Dr. Fadi Aloul, head of the Department of Computer Science and Engineering at American University of Sharjah, discusses how big data is transforming UAE cities into smart cities. We spoke to Dr. Aloul to learn why AI is the economic future of UAE, and the role education plays in integrating digital technology with industry. This interview has been edited for length.

What makes a city ‘smart’?

A smart city improves quality of life and makes it livable using technology. Technology can be applied to any field today – from health, to security, to transportation. The goals are reducing cost of living, time-saving, and helping us make daily decisions that are efficient and safe for citizens and government.

What are the key issues for building a smart city?

A smart city is linked to AI. The UAE inaugurated the Artificial Intelligence Strategy as part of Smart Government, making data ‘the future oil’ and AI ‘the future electricity’ of the region. Everyone has to utilise data science in their businesses to learn and make wiser decisions. While AI is over 50 years old, it has made significant impact today due to supporting advancements in technology, including large amounts of data, fast network speeds, unlimited storage, powerful processing, and numerous IoT sensors streaming data.

What position is the UAE in to support the development of smart cities?

The enablers for smart cities are in place. We’re dealing with a generation accustomed to 24/7 data-streaming. This is not a fashion trend: data science is a must. If organisations don’t use data to improve their services, they’ll run out of business.

Building a smart city is safeguarding economic activity for the future. But is there a tipping point where smart city tech adversely impacts residents?

Uber, for example, has disrupted the taxi industry. Here, we see technology playing a role in providing key services. And, it’s not like people are resisting these changes – they are migrating toward them.

How does AUS prepare graduates for contributing to the creation of a smart city?

The Department of Computer Science and Engineering is one of the largest at AUS, with 500+ students – 35% of which are women – and is highly equipped, including smart classrooms and labs complete with the latest technology, and top faculty and instructors. Our graduates are highly employable and have joined the workforce with local and multinational companies both in UAE and abroad, and started their own businesses.

We continuously improve curricula to meet market needs. Our industry-sponsored graduation projects, exchange programs, internships, certifications, and high school camps bridge the gap between theory and practice. By the time they graduate, students are innovative entrepreneurs, attractive to the market, which in turn pushes the city to become ‘smarter.’

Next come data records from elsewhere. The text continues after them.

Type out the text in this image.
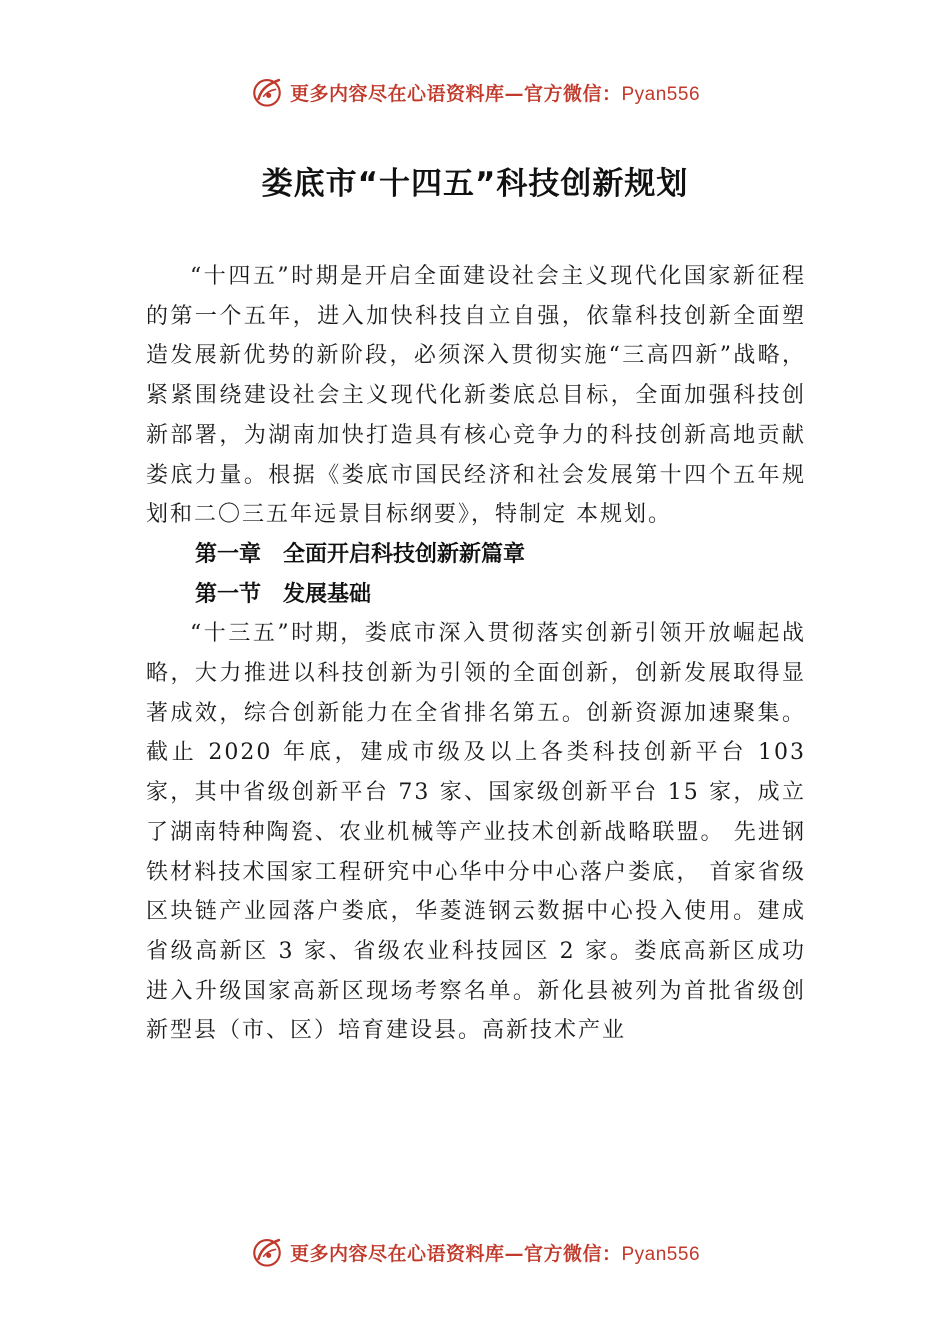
更多内容尽在心语资料库—官方微信：Pyan556
娄底市“十四五”科技创新规划

“十四五”时期是开启全面建设社会主义现代化国家新征程的第一个五年，进入加快科技自立自强，依靠科技创新全面塑造发展新优势的新阶段，必须深入贯彻实施“三高四新”战略，紧紧围绕建设社会主义现代化新娄底总目标，全面加强科技创新部署，为湖南加快打造具有核心竞争力的科技创新高地贡献娄底力量。根据《娄底市国民经济和社会发展第十四个五年规划和二〇三五年远景目标纲要》，特制定 本规划。

第一章　全面开启科技创新新篇章

第一节　发展基础

“十三五”时期，娄底市深入贯彻落实创新引领开放崛起战略，大力推进以科技创新为引领的全面创新，创新发展取得显著成效，综合创新能力在全省排名第五。创新资源加速聚集。截止 2020 年底，建成市级及以上各类科技创新平台 103 家，其中省级创新平台 73 家、国家级创新平台 15 家，成立了湖南特种陶瓷、农业机械等产业技术创新战略联盟。 先进钢铁材料技术国家工程研究中心华中分中心落户娄底， 首家省级区块链产业园落户娄底，华菱涟钢云数据中心投入使用。建成省级高新区 3 家、省级农业科技园区 2 家。娄底高新区成功进入升级国家高新区现场考察名单。新化县被列为首批省级创新型县（市、区）培育建设县。高新技术产业

更多内容尽在心语资料库—官方微信：Pyan556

Every field requires awareness of smart technology; AUS is therefore offering up-to-date data science education to students across many disciplines. In addition to the computer science programs available, the university has also recently launched a minor in data science through the Department of Mathematics and Statistics in conjunction with the Department of Computer Science and Engineering. Data-related courses offered through AUS’ Department of Marketing and Information Systems have also recently been updated to reflect emerging trends. AUS executive programs help professionals exploit advances in data science to the benefit of their organization. The goal is to introduce science to a breadth of learners, helping them effectively use technology to problem-solve. Investing in human capital in a knowledge-based economy is key for the UAE’s success, and AUS is contributing to the realization of a future driven by big data.